Perito Moreno glacier

In order to get to the worlds southernmost city it required a second sortie into Chile.  A return from homely Welsh signs to sinister German ones and an strange Croatian presence. This was OK though as it gave me a chance to leave off the dulce de leche for a while (an Argentinian obsession, its like caramel but gets put on everything, its popular all over South America but Argentina is the epicentre) although it did mean returning to a country obsessed with those caramel nuts that people flog in Leicester Square.  Go home, no one wants your nuts! My first stop in Chile was Puerto Natales, a small town on the banks of the Last Hope Sound.  It was really relaxing on Sunday and the town was dead at lunch time (probably everyone was eating their roast dinner) but later in the afternoon the front was packed with couples and families strolling along. For my part I sat and threw rocks and sticks in the water. From here I visited Punta Arenas, the only big city the Magallanes.  The most interesting sight in town is the cemetery, grandiose in a style imitating the Pere Lachaise in Paris. Some of the tombs were so elaborate that they had more ornaments inside their case than my Nan has in her front room.  I also had a lovely guest house and the owner was so nice she knocked money of my bill because I helped her to wash up! I really enjoyed both Puerto Natales and Punta Arenas, more so than perhaps anywhere else in Chile other than Pucon.
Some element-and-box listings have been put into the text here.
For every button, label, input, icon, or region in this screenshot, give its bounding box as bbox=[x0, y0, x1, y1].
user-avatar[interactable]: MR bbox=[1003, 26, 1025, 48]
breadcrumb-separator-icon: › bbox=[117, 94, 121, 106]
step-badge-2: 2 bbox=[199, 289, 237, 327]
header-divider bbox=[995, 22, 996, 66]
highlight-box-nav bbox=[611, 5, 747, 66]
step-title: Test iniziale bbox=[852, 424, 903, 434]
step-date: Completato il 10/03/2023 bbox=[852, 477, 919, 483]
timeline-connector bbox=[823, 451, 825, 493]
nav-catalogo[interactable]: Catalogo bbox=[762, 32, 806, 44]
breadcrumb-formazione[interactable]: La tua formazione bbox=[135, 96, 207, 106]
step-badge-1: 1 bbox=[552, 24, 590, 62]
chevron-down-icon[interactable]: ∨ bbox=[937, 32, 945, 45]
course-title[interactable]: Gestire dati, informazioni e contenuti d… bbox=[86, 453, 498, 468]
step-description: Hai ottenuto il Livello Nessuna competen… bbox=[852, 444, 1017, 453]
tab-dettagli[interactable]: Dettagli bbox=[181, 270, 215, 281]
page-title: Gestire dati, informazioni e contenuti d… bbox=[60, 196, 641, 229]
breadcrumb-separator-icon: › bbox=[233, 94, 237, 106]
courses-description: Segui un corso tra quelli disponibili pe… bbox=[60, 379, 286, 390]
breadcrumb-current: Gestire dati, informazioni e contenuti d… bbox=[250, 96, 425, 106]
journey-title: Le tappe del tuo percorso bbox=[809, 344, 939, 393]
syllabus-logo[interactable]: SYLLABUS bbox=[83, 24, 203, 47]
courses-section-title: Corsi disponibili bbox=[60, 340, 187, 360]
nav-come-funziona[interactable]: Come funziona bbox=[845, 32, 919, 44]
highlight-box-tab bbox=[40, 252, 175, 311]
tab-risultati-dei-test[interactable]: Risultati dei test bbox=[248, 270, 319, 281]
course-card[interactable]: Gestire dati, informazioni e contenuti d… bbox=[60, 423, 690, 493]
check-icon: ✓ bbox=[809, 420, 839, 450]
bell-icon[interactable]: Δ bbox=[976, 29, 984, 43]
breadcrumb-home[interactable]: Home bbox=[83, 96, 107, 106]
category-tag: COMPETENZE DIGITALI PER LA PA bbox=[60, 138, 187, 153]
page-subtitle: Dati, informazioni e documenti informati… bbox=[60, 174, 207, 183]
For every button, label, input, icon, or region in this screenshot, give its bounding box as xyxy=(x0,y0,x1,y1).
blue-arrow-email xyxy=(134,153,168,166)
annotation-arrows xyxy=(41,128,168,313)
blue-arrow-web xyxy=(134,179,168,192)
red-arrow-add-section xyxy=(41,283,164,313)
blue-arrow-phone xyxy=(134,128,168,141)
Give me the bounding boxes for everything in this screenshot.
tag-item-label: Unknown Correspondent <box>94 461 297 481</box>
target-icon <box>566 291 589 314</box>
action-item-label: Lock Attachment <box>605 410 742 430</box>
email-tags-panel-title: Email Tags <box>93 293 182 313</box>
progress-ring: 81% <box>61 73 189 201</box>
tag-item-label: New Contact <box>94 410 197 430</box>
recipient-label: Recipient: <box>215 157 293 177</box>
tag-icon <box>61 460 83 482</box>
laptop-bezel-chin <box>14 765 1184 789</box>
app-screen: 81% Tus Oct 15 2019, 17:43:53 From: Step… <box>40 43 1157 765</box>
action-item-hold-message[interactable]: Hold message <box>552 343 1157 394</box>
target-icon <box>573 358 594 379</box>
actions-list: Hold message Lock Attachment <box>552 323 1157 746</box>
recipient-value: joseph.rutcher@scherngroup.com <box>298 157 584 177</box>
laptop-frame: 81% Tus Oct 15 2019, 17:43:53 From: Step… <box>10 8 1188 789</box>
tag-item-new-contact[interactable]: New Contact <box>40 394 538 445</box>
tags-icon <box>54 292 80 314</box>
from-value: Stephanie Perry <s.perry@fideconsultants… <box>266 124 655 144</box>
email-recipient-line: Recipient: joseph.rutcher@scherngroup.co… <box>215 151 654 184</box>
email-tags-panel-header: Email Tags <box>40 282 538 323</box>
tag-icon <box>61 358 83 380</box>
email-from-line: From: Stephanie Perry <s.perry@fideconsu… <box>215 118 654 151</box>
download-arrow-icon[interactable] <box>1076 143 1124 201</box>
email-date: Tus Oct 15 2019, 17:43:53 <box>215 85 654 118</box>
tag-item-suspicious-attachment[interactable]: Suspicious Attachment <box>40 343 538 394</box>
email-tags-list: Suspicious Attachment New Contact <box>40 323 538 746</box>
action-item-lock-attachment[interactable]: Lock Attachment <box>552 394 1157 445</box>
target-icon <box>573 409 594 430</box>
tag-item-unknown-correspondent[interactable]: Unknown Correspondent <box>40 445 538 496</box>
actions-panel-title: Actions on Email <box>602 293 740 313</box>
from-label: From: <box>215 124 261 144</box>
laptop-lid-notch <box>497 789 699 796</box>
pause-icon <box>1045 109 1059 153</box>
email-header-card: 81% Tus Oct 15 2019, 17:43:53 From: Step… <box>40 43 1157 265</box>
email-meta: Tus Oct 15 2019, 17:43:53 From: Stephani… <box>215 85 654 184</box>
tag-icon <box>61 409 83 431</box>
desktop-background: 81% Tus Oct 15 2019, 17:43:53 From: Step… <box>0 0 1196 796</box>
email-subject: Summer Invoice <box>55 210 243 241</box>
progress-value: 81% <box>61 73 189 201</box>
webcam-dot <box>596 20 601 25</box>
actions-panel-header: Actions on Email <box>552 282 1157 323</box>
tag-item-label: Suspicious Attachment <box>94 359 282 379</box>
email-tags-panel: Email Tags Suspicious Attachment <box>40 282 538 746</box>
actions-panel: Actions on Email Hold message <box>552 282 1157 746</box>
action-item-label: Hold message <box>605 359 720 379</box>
And so from Punta Arenas to Ushuaia, allegedly the worlds southernmost city, but I dispute this as it doesn't have a cathedral.  Also it isn't actually that far south.  Because the world is top heavy its actually roughly the same parallel south as Scotland is north. If that makes sense. Its not even that nice a place, a small town but not as welcoming as its Chilean cousins Puerto Natales or Punta Arenas, and a bit cold (especially without shoes) but fairly relaxing. I also had fun chatting to two women in a travel agents and discussing the attributes of the Amadeus GDS. Us travel agents know how to have fun!

But tomorrow I start on a 50 hour bus ride all the way to Buenos Aires.  For just fifteen or twenty pounds more I could fly it in three hours but where is the fun in that? Good news though....apparently the thief had a conscience and handed my shoes back.  They are currently in Buenos Aires with my French friend and I will be re-united with the smelly things in just a couple of days!